Search code examples
assemblyx86disassemblyattobjdump

Is this assembler bug? bound instruction


About bytepattern 622c24, there are 2 kind of case.


The first case : objdump - as pair.

  1. objdump disassembles 622c24 to : bound %ebp,(%esp)
  2. linux as assembles bound %ebp,(%esp) to : 622c24


The second case : library Capstone- keystone pair.

  1. Capstone disassembles 622c24 to : bound (%esp), %ebp

  2. Keystone assembles bound (%esp), %ebp to : 622c24


As you can see above, the position of source and destination is reversed.

  • objdump : bound %ebp,(%esp)
  • Capstone : bound (%esp), %ebp



According to AT&T syntax, BOUND r32, m32 is correct.
Therefore, that means Capstone-keystone pare is the correct one.

Q. So, objdump-as has problem on disassembling bound instruction?
Is it a bug of binutils?


Solution

  • Yes, this is probably a design bug in AT&T syntax.

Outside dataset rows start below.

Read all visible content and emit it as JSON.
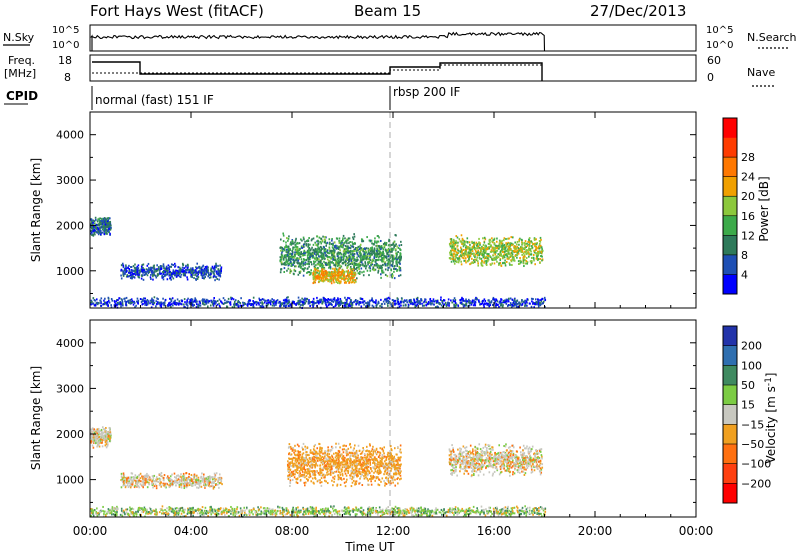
{
  "header": {
    "station": "Fort Hays West (fitACF)",
    "beam": "Beam 15",
    "date": "27/Dec/2013"
  },
  "strips": {
    "nsky_label": "N.Sky",
    "nsearch_label": "N.Search",
    "noise_ticks": [
      "10^5",
      "10^0"
    ],
    "freq_label_1": "Freq.",
    "freq_label_2": "[MHz]",
    "freq_ticks": [
      "18",
      "8"
    ],
    "nave_label": "Nave",
    "nave_ticks": [
      "60",
      "0"
    ],
    "cpid_label": "CPID",
    "modes": [
      {
        "name": "normal (fast) 151 IF",
        "start_hour": 0
      },
      {
        "name": "rbsp 200 IF",
        "start_hour": 12
      }
    ]
  },
  "colors": {
    "power_scale": [
      "#0000ff",
      "#1e4fb4",
      "#2e7a5a",
      "#3caa4a",
      "#8cc83c",
      "#f0a000",
      "#ff7800",
      "#ff3c00",
      "#ff0000"
    ],
    "velocity_scale": [
      "#2233aa",
      "#2f6fb0",
      "#3f8a60",
      "#7ccc44",
      "#c8c8c0",
      "#f0a020",
      "#ff7010",
      "#ff4010",
      "#ff0000"
    ]
  },
  "chart_data": [
    {
      "type": "heatmap",
      "title": "Power",
      "xlabel": "Time UT",
      "ylabel": "Slant Range [km]",
      "x_ticks": [
        "00:00",
        "04:00",
        "08:00",
        "12:00",
        "16:00",
        "20:00",
        "00:00"
      ],
      "xlim_hours": [
        0,
        24
      ],
      "y_ticks": [
        1000,
        2000,
        3000,
        4000
      ],
      "ylim_km": [
        180,
        4500
      ],
      "colorbar": {
        "label": "Power [dB]",
        "ticks": [
          4,
          8,
          12,
          16,
          20,
          24,
          28
        ],
        "range": [
          0,
          32
        ]
      },
      "data_coverage_hours": [
        0,
        18
      ],
      "echo_regions": [
        {
          "t_start": 0.0,
          "t_end": 0.8,
          "r_center_km": 2000,
          "r_half_km": 180,
          "value": 8
        },
        {
          "t_start": 1.2,
          "t_end": 5.2,
          "r_center_km": 1000,
          "r_half_km": 160,
          "value": 6
        },
        {
          "t_start": 7.5,
          "t_end": 12.3,
          "r_center_km": 1350,
          "r_half_km": 420,
          "value": 12
        },
        {
          "t_start": 8.8,
          "t_end": 10.5,
          "r_center_km": 900,
          "r_half_km": 150,
          "value": 22
        },
        {
          "t_start": 14.2,
          "t_end": 17.9,
          "r_center_km": 1450,
          "r_half_km": 300,
          "value": 18
        },
        {
          "t_start": 0.0,
          "t_end": 18.0,
          "r_center_km": 320,
          "r_half_km": 100,
          "value": 5
        }
      ]
    },
    {
      "type": "heatmap",
      "title": "Velocity",
      "xlabel": "Time UT",
      "ylabel": "Slant Range [km]",
      "x_ticks": [
        "00:00",
        "04:00",
        "08:00",
        "12:00",
        "16:00",
        "20:00",
        "00:00"
      ],
      "xlim_hours": [
        0,
        24
      ],
      "y_ticks": [
        1000,
        2000,
        3000,
        4000
      ],
      "ylim_km": [
        180,
        4500
      ],
      "colorbar": {
        "label": "Velocity [m s^-1]",
        "ticks": [
          200,
          100,
          50,
          15,
          -15,
          -50,
          -100,
          -200
        ]
      },
      "data_coverage_hours": [
        0,
        18
      ],
      "echo_regions": [
        {
          "t_start": 0.0,
          "t_end": 0.8,
          "r_center_km": 1950,
          "r_half_km": 200,
          "value": 0
        },
        {
          "t_start": 1.2,
          "t_end": 5.2,
          "r_center_km": 1000,
          "r_half_km": 150,
          "value": 0
        },
        {
          "t_start": 7.8,
          "t_end": 12.3,
          "r_center_km": 1350,
          "r_half_km": 420,
          "value": -40
        },
        {
          "t_start": 14.2,
          "t_end": 17.9,
          "r_center_km": 1450,
          "r_half_km": 300,
          "value": 0
        },
        {
          "t_start": 0.0,
          "t_end": 18.0,
          "r_center_km": 320,
          "r_half_km": 100,
          "value": 20
        }
      ]
    }
  ]
}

They normally follow the pattern of reversing the operands from Intel-syntax, and renaming the sign/zero-extension mnemonics (cdq => cltq, movsx eax, byte[mem] => movsbl). Deviations from that can be considered design bugs.

    But not implementation bugs unless older versions were different. It's valid (but unpleasant) when AT&T just does whatever it wants and makes up its own rules for different instructions. This might be another case of compat with the original Unixware assembler. (see below).


    The bound instruction doesn't write either of its input operands, so neither one is really a destination. And unlike cmp, operand order doesn't have any meaning. It just checks the register against both upper/lower bounds, and raises a #BR exception if it's out of bounds.

    There's only one opcode for it, and it requires register + memory operands (in the ModR/M r and r/m fields.


    objdump -d lists the register operand first in both AT&T and Intel syntax.

    I assembled db 0x62, 0x2c, 0x24 with NASM and linked it with ld -melf_i386 into a 32-bit ELF executable (because I have a wrapper script that makes it easier to assemble+link+disassemble than to just assemble).

       objdump -drwC -Mintel
    8048060:       62 2c 24                bound  ebp,QWORD PTR [esp]
    
       objdump -drwC -Matt
    8048060:       62 2c 24                bound  %ebp,(%esp)
    

    It does seem to be a quirk of AT&T syntax as implemented in binutils (as / objdump / gdb) that bound requires the register arg to be listed first.

    bound  %eax, (%edx)  # assembles fine
    bound (%edx), %eax   # foo.s:2: Error: operand size mismatch for `bound'
    

    I assume it's the same in Intel-syntax mode that it requires the register arg to be first. There's no ambiguity in meaning here, just an odd design choice to not reverse the operands vs. Intel syntax.


    Related: AT&T syntax also has "bugs" according to the GAS manual:

    9.15.16 AT&T Syntax bugs

    The UnixWare assembler, and probably other AT&T derived ix86 Unix assemblers, generate floating point instructions with reversed source and destination registers in certain cases. Unfortunately, gcc and possibly many other programs use this reversed syntax, so we’re stuck with it.

    For example

       fsub %st,%st(3)
    

    results in %st(3) being updated to %st - %st(3) rather than the expected %st(3) - %st. This happens with all the non-commutative arithmetic floating point operations with two register operands where the source register is %st and the destination register is %st(i).

    So AT&T syntax has actual bugs where both orders are valid and mean different things. I think we can group this operand "reversal" in with that.


    ndisasm -b32 disassembles it as 622C24 bound ebp,[esp], matching the Intel manual's operand order.